El armador del "Urki 1" hacía la travesía Finisterre-Gijón acompañado de un amigo y tuvieron el primer sobresalto del viaje pasada la medianoche: «Escuchamos el 'mayday' (señal de socorro) de un velero francés, el 'Amadeus', que estaba cerca de nosotros y nos dispusimos a ayudar en lo que fuera menester; al poco, Salvamento Marítimo de La Coruña nos informó de que ya había llegado la lancha de Cruz Roja, con lo cual nos retiramos y seguimos nuestro rumbo inicial, al norte», relata el patrón.

Advertidos de que el problema del barco francés había sido un encuentro con varias orcas que destrozaron el timón del velero, el marino gijonés y su acompañante tomaron medidas: "Nos pusimos el chaleco y aseguramos la línea de vida€ Por si acaso". Sabia decisión, pues las orcas, efectivamente, convirtieron al "Urko 1" en su siguiente objetivo. Así lo recuerda el patrón: "La pala del timón quedó destrozada en pocos minutos, además de registrarse daños en la limera y la mecha del timón, que quedó totalmente retorcida. Sin posibilidad de gobierno interno de la nave, las orcas juguetearon con el barco como si fuera una pelota golpeándolo aquí y allá, por popa, por los costados y hasta por la proa. Viendo hoy (por ayer) el track (trayectoria) del GPS resulta increíble lo que hicieron con nosotros: cuando empezó todo estábamos a 5,5 millas de la costa y acabamos bastante mar adentro después de haber hecho varios rizos".

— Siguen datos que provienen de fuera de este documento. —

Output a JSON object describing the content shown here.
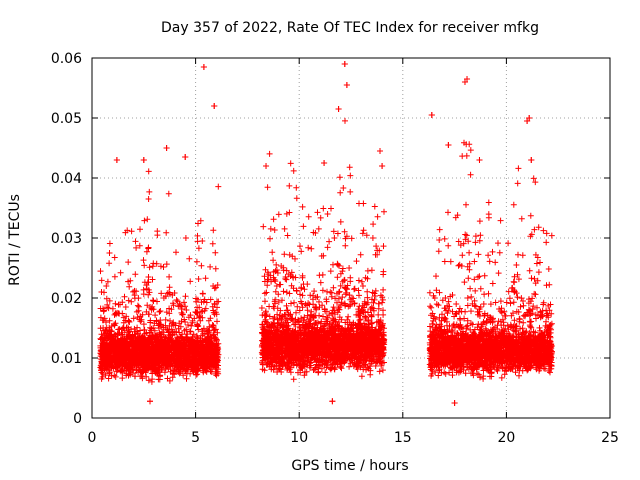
{
  "chart_data": {
    "type": "scatter",
    "title": "Day 357 of 2022, Rate Of TEC Index for receiver mfkg",
    "xlabel": "GPS time / hours",
    "ylabel": "ROTI / TECUs",
    "xlim": [
      0,
      25
    ],
    "ylim": [
      0,
      0.06
    ],
    "xticks": [
      "0",
      "5",
      "10",
      "15",
      "20",
      "25"
    ],
    "yticks": [
      "0",
      "0.01",
      "0.02",
      "0.03",
      "0.04",
      "0.05",
      "0.06"
    ],
    "grid": true,
    "marker": "+",
    "color": "#ff0000",
    "series": [
      {
        "name": "ROTI",
        "segments": [
          {
            "start": 0.4,
            "end": 6.1,
            "base": 0.0105,
            "spread": 0.006,
            "spike_max": 0.046
          },
          {
            "start": 8.2,
            "end": 14.1,
            "base": 0.012,
            "spread": 0.007,
            "spike_max": 0.052
          },
          {
            "start": 16.3,
            "end": 22.2,
            "base": 0.011,
            "spread": 0.006,
            "spike_max": 0.05
          }
        ],
        "notable_points": [
          {
            "x": 5.4,
            "y": 0.0585
          },
          {
            "x": 5.9,
            "y": 0.052
          },
          {
            "x": 12.2,
            "y": 0.059
          },
          {
            "x": 12.3,
            "y": 0.0555
          },
          {
            "x": 11.9,
            "y": 0.0515
          },
          {
            "x": 18.1,
            "y": 0.0565
          },
          {
            "x": 18.0,
            "y": 0.056
          },
          {
            "x": 16.4,
            "y": 0.0505
          },
          {
            "x": 21.0,
            "y": 0.0495
          },
          {
            "x": 21.1,
            "y": 0.05
          },
          {
            "x": 1.2,
            "y": 0.043
          },
          {
            "x": 2.5,
            "y": 0.043
          },
          {
            "x": 3.6,
            "y": 0.045
          },
          {
            "x": 4.5,
            "y": 0.0435
          },
          {
            "x": 8.4,
            "y": 0.042
          },
          {
            "x": 11.2,
            "y": 0.0425
          },
          {
            "x": 13.9,
            "y": 0.0445
          },
          {
            "x": 14.0,
            "y": 0.042
          },
          {
            "x": 17.2,
            "y": 0.0455
          },
          {
            "x": 18.7,
            "y": 0.043
          },
          {
            "x": 21.2,
            "y": 0.043
          },
          {
            "x": 17.5,
            "y": 0.0025
          },
          {
            "x": 11.6,
            "y": 0.0028
          },
          {
            "x": 2.8,
            "y": 0.0028
          }
        ]
      }
    ]
  }
}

El "Urko 1" fue el juguete de las orcas durante una hora que se le hizo eterna a los tripulantes: "Llegué a temer que se abriera una vía de agua en el casco, que es de fibra de vidrio. Pero el verdadero miedo ya no era que el barco se hundiera, si no lo que podrían hacer con nosotros las orcas una vez subidos a la lancha salvavidas". Afortunadamente, el robusto casco del "Urko 1" resistió y la lancha de Salvamento Marítimo acudió al rescate en cuanto puso a seguro al yate francés. "Durante el remolque a puerto, las orcas siguieron dando golpes al barco; solo se alejaron cuando estábamos a media milla del puerto de Cedeira, que es donde nos refugiamos", explica Vega, quien se deshace en agradecimiento al personal de la torre de Salvamento Marítimo de La Coruña.